About ask_bill_brooks

ask_bill_brooks · ‎07-15-2021

Hi @miguelbda21 When I click the first hyperlink you provided, I get an HTTP 404 error. I do not see the text you quoted: Downloading a Cloudera QuickStart VM Cloudera QuickStart VMs are available as Zip archives in VMware, KVM, and VirtualBox formats. Cloudera recommends that you use 7-Zip to extract these files, when possible. (7-Zip performs well with large files.) To download the latest VM in the required format, see Cloudera QuickStart VM Download. …anywhere on that page, or indeed on any Cloudera downloads page. Yes, Cloudera is no longer making the Cloudera Quickstart VM for VirtualBox (or any other virtualization platform, for that matter) available for download because it was old and outdated as it was based on CDH 5.13, which went out of support in the Fall of last year. The new, updated distribution from Cloudera for on-premises use is Private Cloud Base Edition of Cloudera Data Platform. There is extensive and thorough documentation on installing the CDP Private Cloud Base Edition of Cloudera Data Platform (the "free trial" for which is available at the second hyperlink you provided) on a non-production environment for demonstration and proof-of-concept use cases. That version does not come "pre-packaged" for deployment on a VM platform such as VirtualBox, however. One alternative you might consider if you're already familiar with Vagrant, is @carrossoni's community article outlining how to create a Centos7 CDP-DC Trial VM for sandbox/learning purposes, which is intended for use on VirtualBox.
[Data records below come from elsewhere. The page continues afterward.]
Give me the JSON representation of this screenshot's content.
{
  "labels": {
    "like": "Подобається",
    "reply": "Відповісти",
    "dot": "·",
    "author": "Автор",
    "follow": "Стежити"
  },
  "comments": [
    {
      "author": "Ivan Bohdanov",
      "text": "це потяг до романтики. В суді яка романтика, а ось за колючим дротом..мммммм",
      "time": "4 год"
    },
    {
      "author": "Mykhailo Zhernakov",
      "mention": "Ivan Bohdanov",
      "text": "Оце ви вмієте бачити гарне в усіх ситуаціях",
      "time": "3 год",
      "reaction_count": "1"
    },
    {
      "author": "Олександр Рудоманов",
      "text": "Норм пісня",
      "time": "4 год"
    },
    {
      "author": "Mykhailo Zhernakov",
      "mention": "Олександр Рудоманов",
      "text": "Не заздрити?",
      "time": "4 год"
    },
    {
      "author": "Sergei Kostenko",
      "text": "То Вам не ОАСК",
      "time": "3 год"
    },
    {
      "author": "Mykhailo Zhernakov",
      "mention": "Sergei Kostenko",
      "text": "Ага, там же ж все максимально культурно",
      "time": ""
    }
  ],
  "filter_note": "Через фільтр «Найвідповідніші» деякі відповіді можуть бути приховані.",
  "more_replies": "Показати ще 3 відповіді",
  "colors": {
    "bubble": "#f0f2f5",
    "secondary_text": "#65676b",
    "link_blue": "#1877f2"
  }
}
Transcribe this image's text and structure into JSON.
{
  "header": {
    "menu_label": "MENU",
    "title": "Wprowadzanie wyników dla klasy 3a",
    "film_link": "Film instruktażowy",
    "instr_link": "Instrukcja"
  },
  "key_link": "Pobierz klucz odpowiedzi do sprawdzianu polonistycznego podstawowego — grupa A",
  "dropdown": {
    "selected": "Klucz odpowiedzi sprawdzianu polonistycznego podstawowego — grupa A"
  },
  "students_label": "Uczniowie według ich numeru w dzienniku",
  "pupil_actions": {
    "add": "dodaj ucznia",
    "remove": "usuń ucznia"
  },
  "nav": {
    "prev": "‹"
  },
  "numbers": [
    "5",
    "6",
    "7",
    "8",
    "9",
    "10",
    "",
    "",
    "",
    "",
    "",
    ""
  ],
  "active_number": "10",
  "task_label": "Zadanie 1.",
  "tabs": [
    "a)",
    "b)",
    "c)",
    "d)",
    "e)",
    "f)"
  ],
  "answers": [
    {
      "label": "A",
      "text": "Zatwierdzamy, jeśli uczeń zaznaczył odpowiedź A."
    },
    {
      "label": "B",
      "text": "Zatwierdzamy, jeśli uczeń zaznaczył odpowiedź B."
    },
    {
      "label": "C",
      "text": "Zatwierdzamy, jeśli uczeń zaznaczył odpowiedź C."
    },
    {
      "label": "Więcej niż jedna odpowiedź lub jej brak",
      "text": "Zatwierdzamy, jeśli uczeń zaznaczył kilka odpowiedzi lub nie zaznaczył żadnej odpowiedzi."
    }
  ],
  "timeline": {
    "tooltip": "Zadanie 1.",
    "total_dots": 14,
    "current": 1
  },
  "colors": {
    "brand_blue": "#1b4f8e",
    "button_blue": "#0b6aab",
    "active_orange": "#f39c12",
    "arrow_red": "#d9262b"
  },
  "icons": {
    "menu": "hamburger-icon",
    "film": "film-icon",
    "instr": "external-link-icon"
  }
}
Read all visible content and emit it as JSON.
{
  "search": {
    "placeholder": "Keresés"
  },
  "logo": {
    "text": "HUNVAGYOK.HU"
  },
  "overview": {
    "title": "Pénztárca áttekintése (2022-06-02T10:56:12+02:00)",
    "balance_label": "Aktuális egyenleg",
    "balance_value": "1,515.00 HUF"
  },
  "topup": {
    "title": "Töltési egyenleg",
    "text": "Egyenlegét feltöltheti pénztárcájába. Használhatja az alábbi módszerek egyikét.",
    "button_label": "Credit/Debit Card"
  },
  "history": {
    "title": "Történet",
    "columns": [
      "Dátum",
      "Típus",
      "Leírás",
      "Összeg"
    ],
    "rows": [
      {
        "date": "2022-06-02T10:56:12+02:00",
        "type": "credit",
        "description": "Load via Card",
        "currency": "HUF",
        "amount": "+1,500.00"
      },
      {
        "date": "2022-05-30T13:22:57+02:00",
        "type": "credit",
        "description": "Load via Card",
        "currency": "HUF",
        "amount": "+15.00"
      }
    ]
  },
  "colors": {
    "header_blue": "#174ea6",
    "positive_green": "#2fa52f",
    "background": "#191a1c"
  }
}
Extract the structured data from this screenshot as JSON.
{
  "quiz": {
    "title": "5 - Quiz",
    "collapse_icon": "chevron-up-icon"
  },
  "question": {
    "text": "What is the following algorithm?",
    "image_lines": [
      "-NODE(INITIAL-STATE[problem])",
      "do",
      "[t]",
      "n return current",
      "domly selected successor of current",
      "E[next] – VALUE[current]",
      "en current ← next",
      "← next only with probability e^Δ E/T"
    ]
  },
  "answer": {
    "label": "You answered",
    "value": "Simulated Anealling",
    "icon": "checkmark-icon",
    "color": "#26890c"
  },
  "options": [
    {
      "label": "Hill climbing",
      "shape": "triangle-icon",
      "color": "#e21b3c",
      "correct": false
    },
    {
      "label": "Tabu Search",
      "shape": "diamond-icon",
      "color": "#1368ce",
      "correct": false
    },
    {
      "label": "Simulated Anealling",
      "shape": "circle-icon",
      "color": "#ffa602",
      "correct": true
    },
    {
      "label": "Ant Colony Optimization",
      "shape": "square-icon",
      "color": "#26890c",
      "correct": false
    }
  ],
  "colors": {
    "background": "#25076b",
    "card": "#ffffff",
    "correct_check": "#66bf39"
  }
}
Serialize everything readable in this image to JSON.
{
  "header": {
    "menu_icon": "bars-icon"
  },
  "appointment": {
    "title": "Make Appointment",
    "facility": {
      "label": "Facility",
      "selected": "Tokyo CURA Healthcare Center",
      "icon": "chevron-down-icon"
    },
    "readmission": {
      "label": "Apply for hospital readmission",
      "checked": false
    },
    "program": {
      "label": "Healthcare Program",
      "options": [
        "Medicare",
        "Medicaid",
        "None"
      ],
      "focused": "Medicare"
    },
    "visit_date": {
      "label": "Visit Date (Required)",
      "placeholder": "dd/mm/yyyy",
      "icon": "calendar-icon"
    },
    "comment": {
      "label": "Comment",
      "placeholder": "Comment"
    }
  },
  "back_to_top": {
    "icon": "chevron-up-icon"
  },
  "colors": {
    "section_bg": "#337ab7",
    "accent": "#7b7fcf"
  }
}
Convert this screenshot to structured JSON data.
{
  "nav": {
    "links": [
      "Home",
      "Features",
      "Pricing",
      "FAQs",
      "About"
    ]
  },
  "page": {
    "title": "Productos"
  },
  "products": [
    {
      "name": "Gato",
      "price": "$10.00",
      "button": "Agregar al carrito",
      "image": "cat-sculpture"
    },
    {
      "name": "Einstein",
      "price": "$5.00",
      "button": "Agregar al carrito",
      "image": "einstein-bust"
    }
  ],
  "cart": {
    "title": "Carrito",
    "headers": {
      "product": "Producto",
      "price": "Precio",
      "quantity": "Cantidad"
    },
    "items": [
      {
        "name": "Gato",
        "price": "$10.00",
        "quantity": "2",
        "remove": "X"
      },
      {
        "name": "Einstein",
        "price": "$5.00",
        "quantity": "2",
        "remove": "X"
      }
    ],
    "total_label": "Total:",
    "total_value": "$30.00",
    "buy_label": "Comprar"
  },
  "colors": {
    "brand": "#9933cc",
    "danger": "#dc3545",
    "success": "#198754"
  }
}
ask_bill_brooks · ‎07-13-2021

@chams221 The more detail you provide the better community members can assist with your question. Just looking at the screen capture you posted, it appears that you are working with the HDP Sandbox, not a full-scale installation of HDP on a dedicated cluster. You should also post the specific virtualization platform you're using. Perhaps another member of the community will recognize this specific problem with the Sandbox and respond in this thread. You didn't indicate what version of the HDP Sandbox you installed. If you don't know how to retrieve the version of the Sandbox you've installed, please read through this tutorial: Learning the Ropes of the HDP Sandbox …and scroll down to the subsection Sandbox Version and follow the instructions there. You didn't indicate how you installed NiFi, what version you installed or how you determined that the installation was successful. If you didn't install a version and distribution that was designed to work on the HDP Sandbox, your efforts are unlikely to be successful if you are a beginner. Assuming you are fairly new to NiFi, I'd recommend that you start over and you install an appropriate version of the Cloudera DataFlow (CDF) Sandbox for the HDP Sandbox you are using.

ask_bill_brooks · ‎07-13-2021

@JatinMalik You can find an answer to your question here: Re: How to download Ambari-repo

ask_bill_brooks · ‎07-08-2021

@rok Perhaps. I think the place to begin would be to look at this: STACKTRACE=[java.io.IOException: Server returned HTTP response code: 403 for URL: http://cloudera_manager_ip:7180/cmf/j_spring_security_check …and figure out why the access request to that URL is being denied with an HTTP 403 Forbidden client error. Is that URL accessing a host on your network, or the host running Cloudera Manager?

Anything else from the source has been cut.